Washington ne veut plus entendre parler de «finance de l’ombre»

le 30/10/2017 L'AGEFI Quotidien / Edition de 7H

Pour son troisième rapport consacré à la dérégulation, le Trésor américain s’est penché sur la gestion d’actifs et l’assurance, qu’il exclut du «shadow banking».

Le Trésor américain
Le Trésor américain veut bannir le terme «finance de l’ombre», jugé trop péjoratif.
(photo US Treasuray)

Il n’y a pas de petite bataille pour le gouvernement américain. Dans son troisième rapport consacré à la simplification de la réglementation financière, publié jeudi soir et consacré à la gestion d’actifs et à l’assurance, le Trésor s’élève contre le terme «shadow banking» (ou «finance de l’ombre»), qui a vu son usage grimper depuis la crise financière. Il juge ce terme «particulièrement inapproprié puisque le mot ‘ombre’ pourrait être entendu comme impliquant une supervision réglementaire insuffisante ou un manque de transparence», juge ainsi le Trésor.

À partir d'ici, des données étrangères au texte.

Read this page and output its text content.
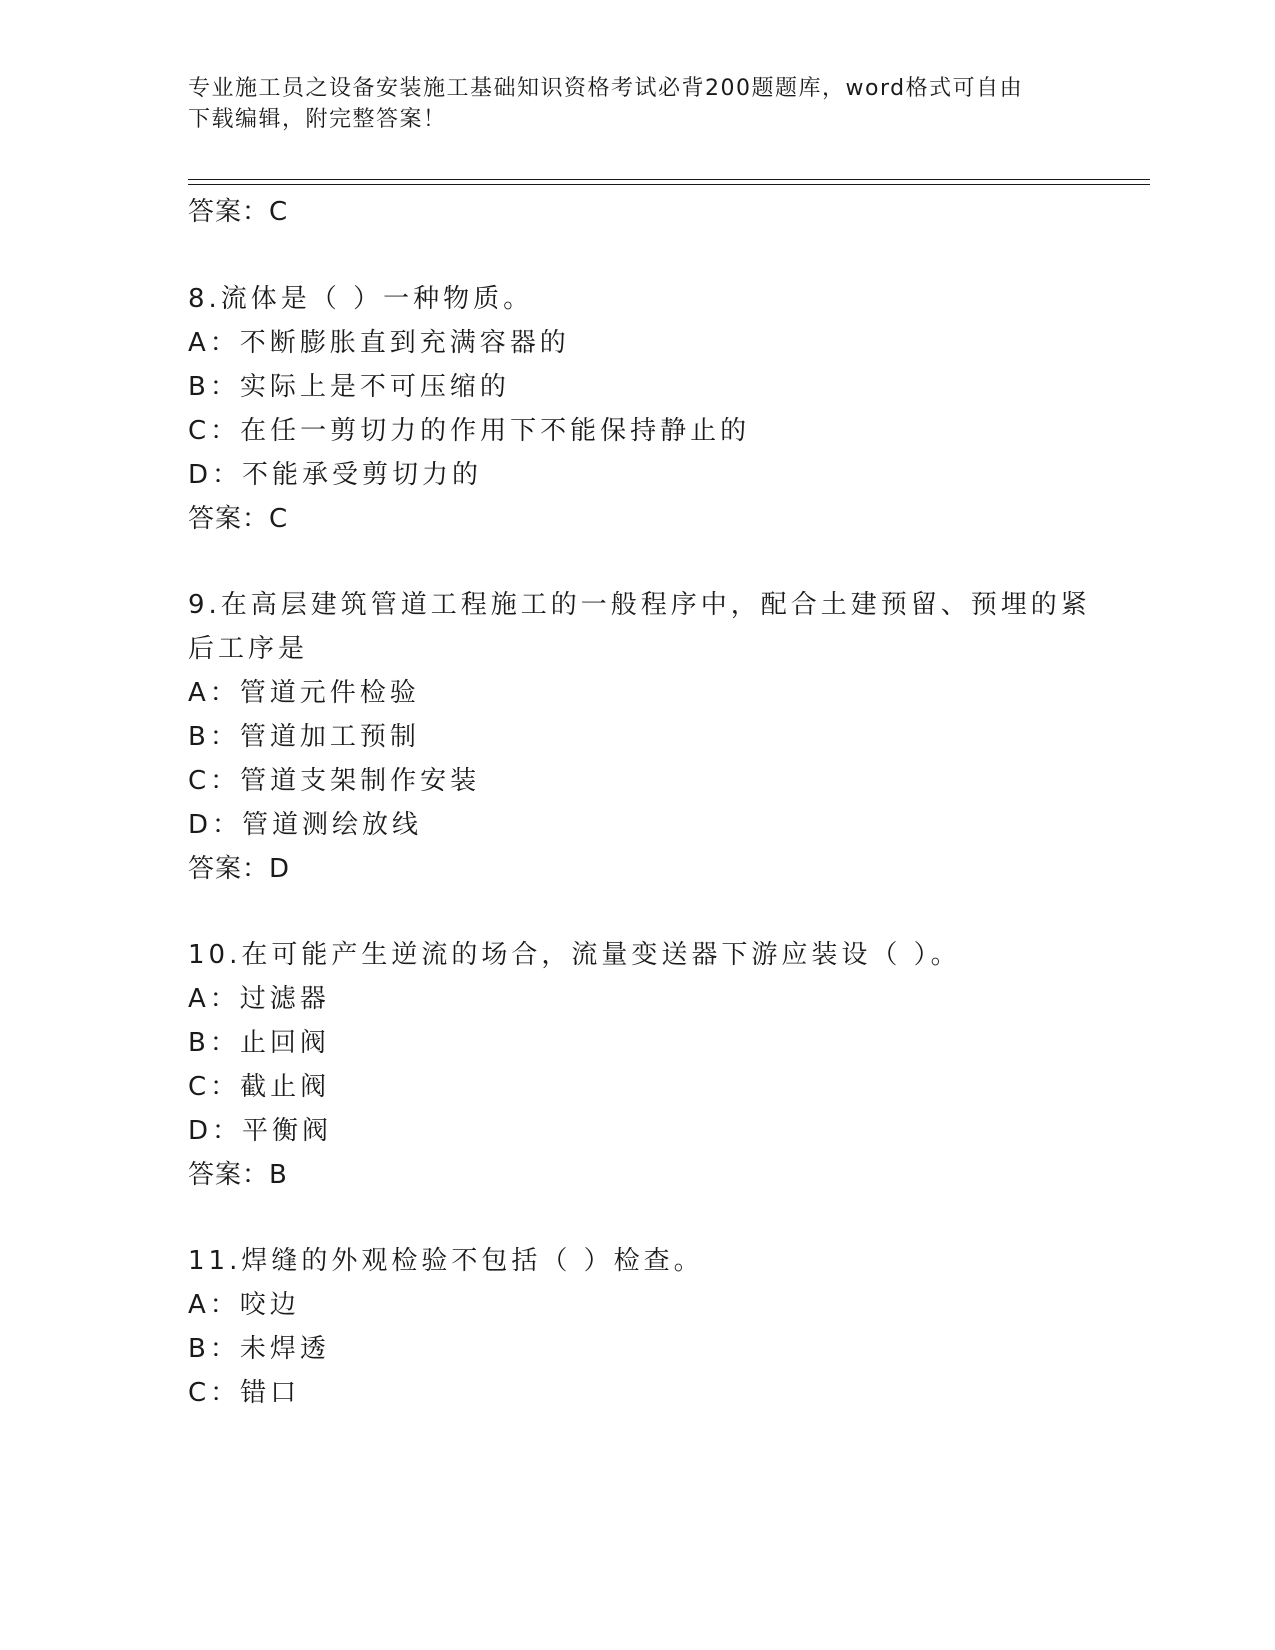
专业施工员之设备安装施工基础知识资格考试必背200题题库，word格式可自由
下载编辑，附完整答案！
答案：C
8.流体是（ ）一种物质。
A：不断膨胀直到充满容器的
B：实际上是不可压缩的
C：在任一剪切力的作用下不能保持静止的
D：不能承受剪切力的
答案：C
9.在高层建筑管道工程施工的一般程序中，配合土建预留、预埋的紧
后工序是
A：管道元件检验
B：管道加工预制
C：管道支架制作安装
D：管道测绘放线
答案：D
10.在可能产生逆流的场合，流量变送器下游应装设（ ）。
A：过滤器
B：止回阀
C：截止阀
D：平衡阀
答案：B
11.焊缝的外观检验不包括（ ）检查。
A：咬边
B：未焊透
C：错口
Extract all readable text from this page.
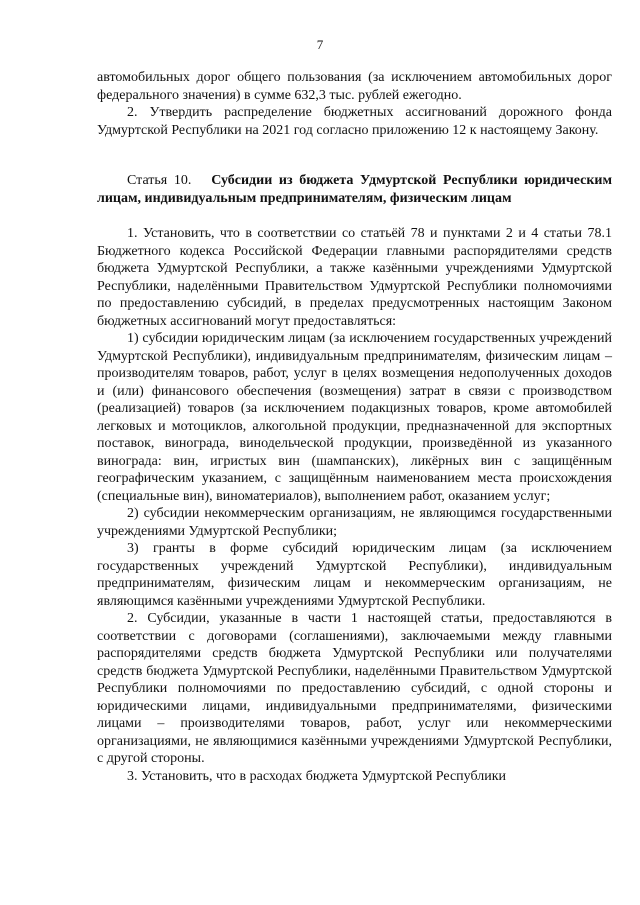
7

автомобильных дорог общего пользования (за исключением автомобильных дорог федерального значения) в сумме 632,3 тыс. рублей ежегодно.

2. Утвердить распределение бюджетных ассигнований дорожного фонда Удмуртской Республики на 2021 год согласно приложению 12 к настоящему Закону.

Статья 10. Субсидии из бюджета Удмуртской Республики юридическим лицам, индивидуальным предпринимателям, физическим лицам

1. Установить, что в соответствии со статьёй 78 и пунктами 2 и 4 статьи 78.1 Бюджетного кодекса Российской Федерации главными распорядителями средств бюджета Удмуртской Республики, а также казёнными учреждениями Удмуртской Республики, наделёнными Правительством Удмуртской Республики полномочиями по предоставлению субсидий, в пределах предусмотренных настоящим Законом бюджетных ассигнований могут предоставляться:

1) субсидии юридическим лицам (за исключением государственных учреждений Удмуртской Республики), индивидуальным предпринимателям, физическим лицам – производителям товаров, работ, услуг в целях возмещения недополученных доходов и (или) финансового обеспечения (возмещения) затрат в связи с производством (реализацией) товаров (за исключением подакцизных товаров, кроме автомобилей легковых и мотоциклов, алкогольной продукции, предназначенной для экспортных поставок, винограда, винодельческой продукции, произведённой из указанного винограда: вин, игристых вин (шампанских), ликёрных вин с защищённым географическим указанием, с защищённым наименованием места происхождения (специальные вин), виноматериалов), выполнением работ, оказанием услуг;

2) субсидии некоммерческим организациям, не являющимся государственными учреждениями Удмуртской Республики;

3) гранты в форме субсидий юридическим лицам (за исключением государственных учреждений Удмуртской Республики), индивидуальным предпринимателям, физическим лицам и некоммерческим организациям, не являющимся казёнными учреждениями Удмуртской Республики.

2. Субсидии, указанные в части 1 настоящей статьи, предоставляются в соответствии с договорами (соглашениями), заключаемыми между главными распорядителями средств бюджета Удмуртской Республики или получателями средств бюджета Удмуртской Республики, наделёнными Правительством Удмуртской Республики полномочиями по предоставлению субсидий, с одной стороны и юридическими лицами, индивидуальными предпринимателями, физическими лицами – производителями товаров, работ, услуг или некоммерческими организациями, не являющимися казёнными учреждениями Удмуртской Республики, с другой стороны.

3. Установить, что в расходах бюджета Удмуртской Республики
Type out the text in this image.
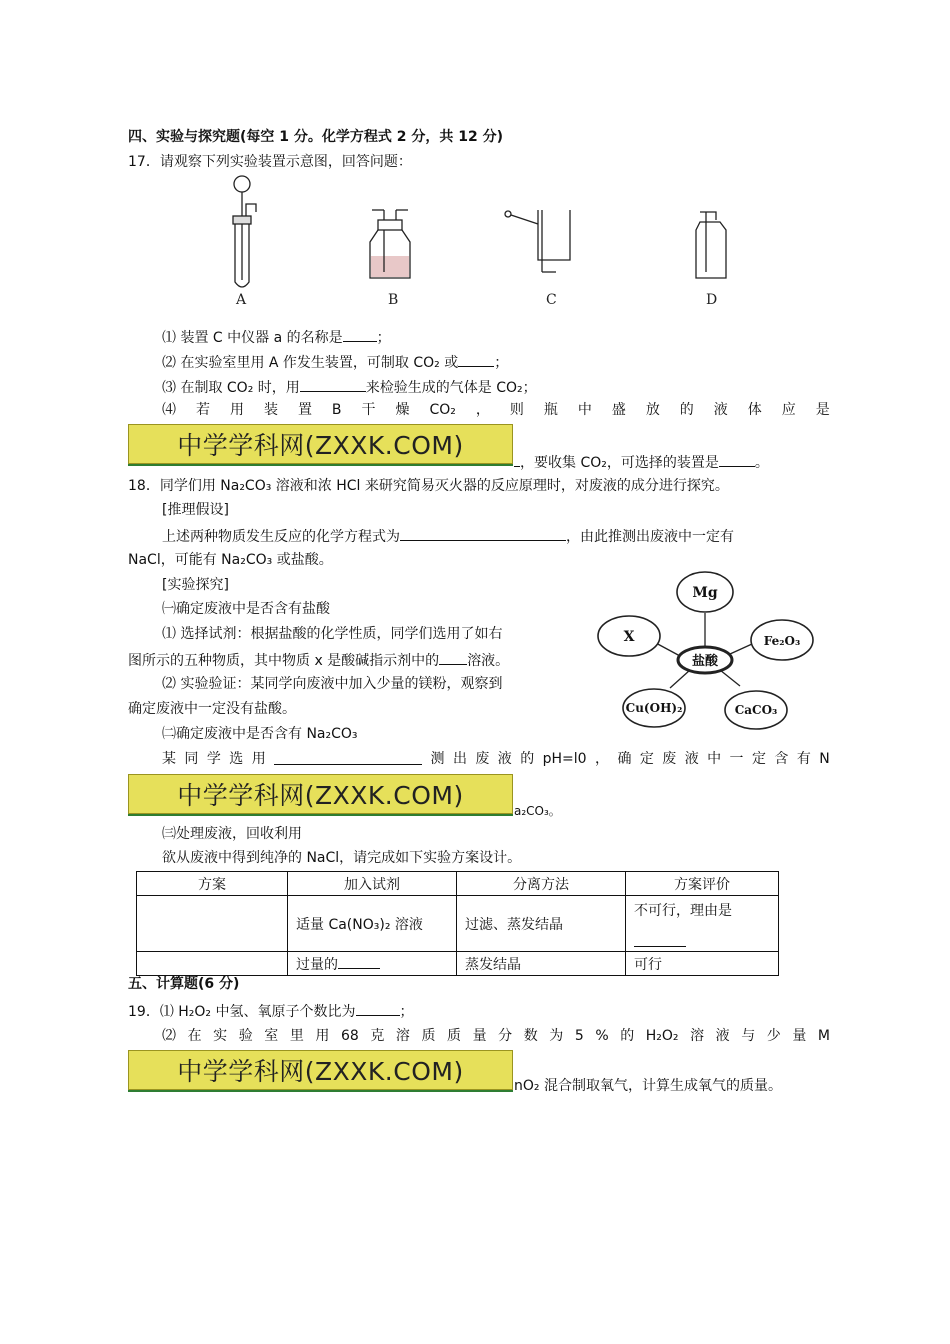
四、实验与探究题(每空 1 分。化学方程式 2 分，共 12 分)
17．请观察下列实验装置示意图，回答问题：
A	B	C	D
⑴ 装置 C 中仪器 a 的名称是 ；
⑵ 在实验室里用 A 作发生装置，可制取 CO₂ 或	；
⑶ 在制取 CO₂ 时，用	来检验生成的气体是 CO₂；
⑷ 若 用 装 置 B 干 燥 CO₂ ， 则 瓶 中 盛 放 的 液 体 应 是
中学学科网(ZXXK.COM)
，要收集 CO₂，可选择的装置是	。
18．同学们用 Na₂CO₃ 溶液和浓 HCl 来研究简易灭火器的反应原理时，对废液的成分进行探究。
[推理假设]
上述两种物质发生反应的化学方程式为	，由此推测出废液中一定有
NaCl，可能有 Na₂CO₃ 或盐酸。
[实验探究]
㈠确定废液中是否含有盐酸
⑴ 选择试剂：根据盐酸的化学性质，同学们选用了如右
图所示的五种物质，其中物质 x 是酸碱指示剂中的 溶液。
⑵ 实验验证：某同学向废液中加入少量的镁粉，观察到
确定废液中一定没有盐酸。
㈡确定废液中是否含有 Na₂CO₃
Mg
X	Fe₂O₃
Cu(OH)₂	CaCO₃
盐酸
某 同 学 选 用	测 出 废 液 的 pH=l0 ， 确 定 废 液 中 一 定 含 有 N
中学学科网(ZXXK.COM)
a₂CO₃。
㈢处理废液，回收利用
欲从废液中得到纯净的 NaCl，请完成如下实验方案设计。
方案	加入试剂	分离方法	方案评价
	适量 Ca(NO₃)₂ 溶液	过滤、蒸发结晶	不可行，理由是

	过量的	蒸发结晶	可行
五、计算题(6 分)
19．⑴ H₂O₂ 中氢、氧原子个数比为	；
⑵ 在 实 验 室 里 用 68 克 溶 质 质 量 分 数 为 5 % 的 H₂O₂ 溶 液 与 少 量 M
中学学科网(ZXXK.COM)	nO₂ 混合制取氧气，计算生成氧气的质量。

A l’avenir, le Trésor américain souhaite que le terme soit remplacé par «finance de marché», qui n’a pas les mêmes connotations négatives.

Concernant la régulation des activités d’assurances et de gestion d’actifs, le Trésor se prononce contre la désignations d’entités «d’importance systémique» pour ces secteurs, jugeant qu’il ne s’agit «pas de la meilleure approche pour atténuer les risques». Le Financial Stability Oversight Council (FSOC) avait déjà choisi en 2014 de ne pas désigner de sociétés de gestion d’actifs comme «d’importance systémique». Pour les compagnies d’assurance, seule Prudential demeure sous ce label, le FSOC ayant voté en septembre pour en sortir AIG, et MetLife ayant combattu avec succès sa désignation l’année dernière. Selon le Trésor, une approche fondée sur les activités à risque, telle qu’envisagée par l’Association internationale des superviseurs de l’assurance, est plus appropriée.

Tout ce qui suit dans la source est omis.